I’ve boycotted porn for seven years, and you need to as well

There is no vetting process for so many of these sites: anything could be uploaded. And it is


When I was fifteen I used to watch porn regularly. It was still at the age where a girl watching porn would be a revolutionary idea to her male classmates, and it was still pretty novel to me – I had only started when I was 13. I remember clicking on my first porn video and carefully choosing a woman alone, because I was so scared to watch the couples videos. I remember being scared because I didn’t want to see a woman being hurt. That should have said it all from the beginning.

Regardless, I got into it, watched porn a few times a week. Got off to it. Usually pretty safe stuff, nothing crazy. That fear of seeing a woman get hurt or be forced into some deep S&M shit against her will was still fresh in my mind. Then a few years later I was watching a relatively calm video, something about an Irish barmaid shagging one of her customers if I recall correctly, and the female porn star began giving a blowjob. She stopped, briefly, but the male porn star forced her head back down and she screamed a little. For the rest of the oral section of the video, she was crying.

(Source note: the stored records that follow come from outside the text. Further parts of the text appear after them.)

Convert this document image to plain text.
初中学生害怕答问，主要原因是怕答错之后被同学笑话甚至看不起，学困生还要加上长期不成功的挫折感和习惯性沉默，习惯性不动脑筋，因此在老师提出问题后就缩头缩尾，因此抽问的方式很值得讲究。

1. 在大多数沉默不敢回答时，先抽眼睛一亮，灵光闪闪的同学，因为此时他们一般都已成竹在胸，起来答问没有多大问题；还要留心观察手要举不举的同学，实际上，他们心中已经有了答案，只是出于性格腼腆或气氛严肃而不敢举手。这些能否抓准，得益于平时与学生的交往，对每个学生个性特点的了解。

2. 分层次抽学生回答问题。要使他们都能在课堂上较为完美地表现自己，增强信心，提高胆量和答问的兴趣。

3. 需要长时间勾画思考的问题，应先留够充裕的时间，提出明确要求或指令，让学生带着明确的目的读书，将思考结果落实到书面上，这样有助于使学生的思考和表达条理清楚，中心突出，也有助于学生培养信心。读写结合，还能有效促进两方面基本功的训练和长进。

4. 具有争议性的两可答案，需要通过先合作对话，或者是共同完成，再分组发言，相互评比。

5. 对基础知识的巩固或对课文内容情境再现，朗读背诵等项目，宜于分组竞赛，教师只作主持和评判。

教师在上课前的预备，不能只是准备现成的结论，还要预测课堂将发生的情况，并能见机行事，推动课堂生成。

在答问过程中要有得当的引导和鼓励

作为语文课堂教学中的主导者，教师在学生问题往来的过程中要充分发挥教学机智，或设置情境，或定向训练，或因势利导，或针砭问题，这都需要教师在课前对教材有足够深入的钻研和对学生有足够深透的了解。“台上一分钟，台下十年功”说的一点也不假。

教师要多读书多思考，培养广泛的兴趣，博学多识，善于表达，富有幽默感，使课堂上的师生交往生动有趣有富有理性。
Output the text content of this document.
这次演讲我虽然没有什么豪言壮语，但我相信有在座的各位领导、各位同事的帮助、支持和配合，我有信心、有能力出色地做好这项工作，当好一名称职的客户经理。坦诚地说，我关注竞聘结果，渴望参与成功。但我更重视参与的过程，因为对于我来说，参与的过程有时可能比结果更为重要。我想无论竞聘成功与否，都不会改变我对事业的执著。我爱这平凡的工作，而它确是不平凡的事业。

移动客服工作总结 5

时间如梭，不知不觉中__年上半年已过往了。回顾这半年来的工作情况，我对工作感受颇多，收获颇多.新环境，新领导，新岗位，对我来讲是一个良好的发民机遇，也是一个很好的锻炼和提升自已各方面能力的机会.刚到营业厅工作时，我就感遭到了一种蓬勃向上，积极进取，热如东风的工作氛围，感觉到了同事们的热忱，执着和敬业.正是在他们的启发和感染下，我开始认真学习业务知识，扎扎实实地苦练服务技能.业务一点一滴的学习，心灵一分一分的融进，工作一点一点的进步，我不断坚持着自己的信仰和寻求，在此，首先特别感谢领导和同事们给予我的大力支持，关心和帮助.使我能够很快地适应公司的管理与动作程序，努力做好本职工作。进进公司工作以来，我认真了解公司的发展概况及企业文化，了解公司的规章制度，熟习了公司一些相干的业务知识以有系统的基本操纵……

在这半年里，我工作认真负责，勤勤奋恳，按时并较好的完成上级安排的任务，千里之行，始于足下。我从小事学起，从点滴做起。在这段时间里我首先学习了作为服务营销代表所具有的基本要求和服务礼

That was enough to turn me off porn for life. I couldn’t shake the feeling that once the camera turns on, the women in these videos have no real control over their bodies and what is done to them. For seven years I’ve been leading a one woman boycott against porn, which is a hard boycott to win – the porn industry is worth between six and 97 billion dollars. Once you find porn disgusting, it’s very hard to go back. That one blowjob scene combined with a couple of Louis Theroux documentaries had me dissuading anyone I could from watching and contributing to the porn industry. A one woman crusade.

But then, three days ago, I saw someone else was fighting for the same cause. Laila Mickelwait set up a whole campaign to bring down PornHub, called #TraffickingHub. A video produced for the campaign accuses PornHub of lacing a vetting process for the porn films uploaded to its site. This means, in theory, that videos of underage girls can be uploaded at any point. There is also no vetting in terms of consent. The user can upload a video of someone who didn’t know they were being filmed, who didn’t consent to the sex or who had no idea it would be uploaded to the internet. This lack of filter could allow for rape, child pornography and revenge porn to be posted and accessed on the site. Since the #TraffickingHub campaign started three days ago its petition (to shut down PornHub) has amassed over a million signatures. The petition alleges: “Pornhub, the world’s largest and most popular porn site, has been repeatedly caught enabling, hosting, and profiting from videos of child rape, sex trafficking, and other forms of non-consensual content exploiting women and minors. We’re calling for Pornhub to be shut down and its executives held accountable for these crimes.”

Right now you might be thinking “fine, but how do I wank now? I’ve been getting off to porn my whole life!” But don’t worry – not all porn is bad. Some of the most easily accessible porn is the worst, but there are sites out there which produce feminist or ethical porn which is vetted i.e much more likely to be safe, healthy and consensual.

But that’s the other side to porn: As much as the sites are unhealthy in themselves, the user experience is also unhealthy. Another reason I boycotted porn is because I saw what it did to the men who watched it. I have known so many men become addicted to porn. Not necessarily in the way you’re addicted to alcohol or drugs, but much the same. It’s a dependency like anything else. If you feel like you can’t come without porn – or worse, can’t live without porn, you should take a second to step back and process that.

The more we normalise watching porn, the further its reach. Boys watching porn are getting younger and younger. A study commissioned for the British Board of Film Classification showed that boys as young as seven are now watching porn. If porn is considered acceptable, so are the things in it. This means young men are watching, learning and internalising what they see on screens. Hitting women, forcing their heads down, choking them, making them cry, calling them sluts. All of this is completely commonplace in porn. Imagine if a boy aged seven had seen the video I watched, at age 15, but being so young and maleable just passed it off as okay. Imagine thinking that is how you have sex with women.

The less we normalise porn the better. The only way to boycott something is to cut off its demand. Porn is a multi billion dollar industry, but even making a dent in that industry can force companies to change and review their processes. I don’t want porn to end, I just want everyone to force the companies running these sites to see that these processes are harmful, not just to the people being filmed and watching the videos but to the companies’ profits. They need to feel threatened. So the next time you go to open that incognito browser, have a think about what your click on that video or that site means. And who it’s hurting. If the knowledge that the person you’re watching get fucked on that porn site could not only be underage but could be unconsenting doesn’t make you sick to your stomach… you need to check yourself.